When I was 20 I was a pretty extreme martial artist and acrobat. I trained several hours a day 5 or 6 days a week. Jumping, twisting, kicking, flipping, handstanding, falling down, and getting knocked down.
Remember photos that you had to get developed?
One of my few pictures from 20 years ago. Practicing Capoeira tricks on the beach in Florida
Then one day I started to have back pain. There was no particular incident. It came on slowly and got worse and worse day by day until it was hurting all the time. I couldn’t sit for long periods, I couldn’t sleep, I couldn’t stand, and I even stopped training in martial arts because I was afraid that was making it worse.
I went to the doctor and got an X-ray of my spine which showed a normal, healthy spine with no injuries. My doctor sent me to physical therapy. I didn’t know much at the time, so I just went to the closest PT to me. It was a huge disappointment.
The physical therapist looked at me for 5 minutes and told me I needed to strengthen my core. What?! Since the age of 5, I’ve been a gymnast, dancer, exercise fanatic and martial artist. I can literally do planks and sit-ups all day long and you think my core is weak? I had no other great ideas so I did what they told me to do. You know, pelvic tilts. Laying on my back and tilting my pelvis. Laying on my back and marching my legs. Doing squats with my back against the wall. If you think these exercises would do nothing for an athlete, you are very correct.
The physical therapist had her student work with me. He wore very nice suits, came in and told me what exercises to do and then left me alone to do them. But he carried himself very well when he did it. And he had a stylish watch too. Very snazzy. Anyway, needless to say, I did not get better.
Then I went to the chiropractor. He said I needed to come in 2 times a week for 6 weeks so I did. He smelled like cigarettes and seemed pretty unhappy. He never said much. I found it a strange “health” care experience. I got short term relief from the treatments but then the pain came right back.
I went back to the doctor. They did a bone scan and an MRI. Thousands of dollars later, guess what….all tests were negative. There was nothing wrong with my back, it just hurt!
I gave up on getting rid of the pain and went back to doing what I loved. I lived with the pain for about 3 years. Then I went to physical therapy school at UNC-Chapel Hill.

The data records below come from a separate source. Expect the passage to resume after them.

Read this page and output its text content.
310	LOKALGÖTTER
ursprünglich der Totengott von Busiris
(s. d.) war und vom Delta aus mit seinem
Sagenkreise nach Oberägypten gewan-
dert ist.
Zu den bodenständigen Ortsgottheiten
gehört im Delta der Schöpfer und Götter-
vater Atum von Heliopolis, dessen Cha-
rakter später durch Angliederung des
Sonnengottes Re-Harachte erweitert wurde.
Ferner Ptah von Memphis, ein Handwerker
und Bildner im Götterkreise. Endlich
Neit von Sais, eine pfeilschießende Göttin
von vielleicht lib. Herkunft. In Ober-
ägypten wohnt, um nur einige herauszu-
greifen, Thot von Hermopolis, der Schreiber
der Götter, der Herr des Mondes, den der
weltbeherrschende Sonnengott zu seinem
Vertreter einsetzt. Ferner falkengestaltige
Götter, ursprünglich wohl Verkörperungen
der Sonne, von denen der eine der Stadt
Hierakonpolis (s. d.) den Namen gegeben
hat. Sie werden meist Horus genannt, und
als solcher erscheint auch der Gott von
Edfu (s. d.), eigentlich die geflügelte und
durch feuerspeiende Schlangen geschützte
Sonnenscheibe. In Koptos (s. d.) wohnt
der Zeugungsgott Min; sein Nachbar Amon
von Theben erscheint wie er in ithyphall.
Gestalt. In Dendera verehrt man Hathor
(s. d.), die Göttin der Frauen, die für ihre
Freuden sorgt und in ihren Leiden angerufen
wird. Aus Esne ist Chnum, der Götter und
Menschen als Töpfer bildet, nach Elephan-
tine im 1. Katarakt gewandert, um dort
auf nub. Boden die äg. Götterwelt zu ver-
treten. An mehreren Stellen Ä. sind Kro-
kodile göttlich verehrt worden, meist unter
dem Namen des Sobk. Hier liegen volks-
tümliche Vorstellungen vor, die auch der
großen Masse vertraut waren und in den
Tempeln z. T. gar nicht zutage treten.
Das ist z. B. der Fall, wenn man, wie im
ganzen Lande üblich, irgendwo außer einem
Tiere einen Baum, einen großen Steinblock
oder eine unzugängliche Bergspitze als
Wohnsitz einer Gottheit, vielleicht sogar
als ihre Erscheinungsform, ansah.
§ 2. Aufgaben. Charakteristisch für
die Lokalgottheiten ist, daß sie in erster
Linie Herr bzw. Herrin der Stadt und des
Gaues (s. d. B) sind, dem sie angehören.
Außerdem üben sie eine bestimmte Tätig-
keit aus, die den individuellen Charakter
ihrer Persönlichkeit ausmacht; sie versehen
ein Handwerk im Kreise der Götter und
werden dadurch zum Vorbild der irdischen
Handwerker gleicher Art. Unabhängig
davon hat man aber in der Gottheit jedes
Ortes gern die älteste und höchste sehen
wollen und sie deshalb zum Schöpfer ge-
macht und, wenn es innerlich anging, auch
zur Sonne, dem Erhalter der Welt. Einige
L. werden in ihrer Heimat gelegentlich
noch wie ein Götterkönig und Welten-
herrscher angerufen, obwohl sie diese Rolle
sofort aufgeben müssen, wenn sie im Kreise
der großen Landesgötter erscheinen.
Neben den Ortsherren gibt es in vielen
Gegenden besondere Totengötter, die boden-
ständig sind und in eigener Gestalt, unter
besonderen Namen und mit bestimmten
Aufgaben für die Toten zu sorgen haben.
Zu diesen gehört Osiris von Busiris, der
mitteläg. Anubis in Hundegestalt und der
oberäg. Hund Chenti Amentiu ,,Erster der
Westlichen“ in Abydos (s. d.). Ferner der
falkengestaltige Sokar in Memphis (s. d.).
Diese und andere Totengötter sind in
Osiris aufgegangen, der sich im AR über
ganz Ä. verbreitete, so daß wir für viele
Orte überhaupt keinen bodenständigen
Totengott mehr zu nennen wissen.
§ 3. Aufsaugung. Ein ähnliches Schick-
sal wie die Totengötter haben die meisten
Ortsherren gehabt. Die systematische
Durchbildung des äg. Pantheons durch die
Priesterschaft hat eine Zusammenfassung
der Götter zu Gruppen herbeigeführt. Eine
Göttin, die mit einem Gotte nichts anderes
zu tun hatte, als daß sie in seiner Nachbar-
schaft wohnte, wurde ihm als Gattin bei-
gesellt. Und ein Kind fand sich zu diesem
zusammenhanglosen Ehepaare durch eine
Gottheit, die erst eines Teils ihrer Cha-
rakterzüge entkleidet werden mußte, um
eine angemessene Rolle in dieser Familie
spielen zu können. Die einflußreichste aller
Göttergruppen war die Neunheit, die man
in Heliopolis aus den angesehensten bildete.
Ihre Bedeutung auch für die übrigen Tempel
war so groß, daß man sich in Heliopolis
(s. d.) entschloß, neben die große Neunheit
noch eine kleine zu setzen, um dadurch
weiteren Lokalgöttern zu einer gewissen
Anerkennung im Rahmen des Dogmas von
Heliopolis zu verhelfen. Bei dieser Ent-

I got to see a great PT there. On the first visit, she figured out that my back hurt because one of my hips (on my dominant kicking leg) was weak and stiff. She gave me exercises to do and they took care of my pain almost right away.
As long as I did the exercises, I was fine. The problem was the exercises were boring, time-consuming and didn’t get my whole body fit. So I would have periods of time where I would give up on them and spend more time doing other things and then my pain would come back. Then I would get back to the exercises. It felt good at least to have a way to feel better.
Then in 2009, I discovered functional fitness and CrossFit. I started doing true strength training. It turned out that heavy squats and deadlifts helped my back pain just as much or more than the boring PT exercises and they also got me super fit, strong, healthy and with more energy than ever.
Because of my own struggle with back pain, I never want anybody to go through what I did - the years of not understanding why I was having pain, the wasted time and money on treatments that were not effective. My experience taught me the importance of
1) A correct diagnosis
2) Looking at the whole body for the cause
3) Spending time with patients and making sure they are getting better
4) The importance of building strength in order to decrease pain
Through practicing physical therapy for 13 years, I’ve also learned the importance of hands-on techniques like massage, spinal manipulation, joint mobilization and dry needling for decreasing people’s pain. My first priority when working with people in pain is to get their pain levels down. Hands-on therapy is usually very helpful for pain. Then I start with whatever exercises people can handle, and I build up from there.
I try to get people as strong as they are willing to let me. That’s why I’m in a CrossFit gym - so that I can have access to all the equipment for building people’s strength and fitness. Building strength makes people’s bodies resistant to injury and pain, plus it makes them happy and healthy. It’s a win-win.
However, with exercise and fitness, I meet people where they are at and not try to be too pushy about my style. If they like yoga, pilates and stretching, that’s fine. I like those things too. I try to make people’s exercise programs enjoyable for them so that they will actually do it.
Thanks for reading about my experience with back pain. I’m grateful for it because it has helped me understand what many people go through and motivates me to be helpful.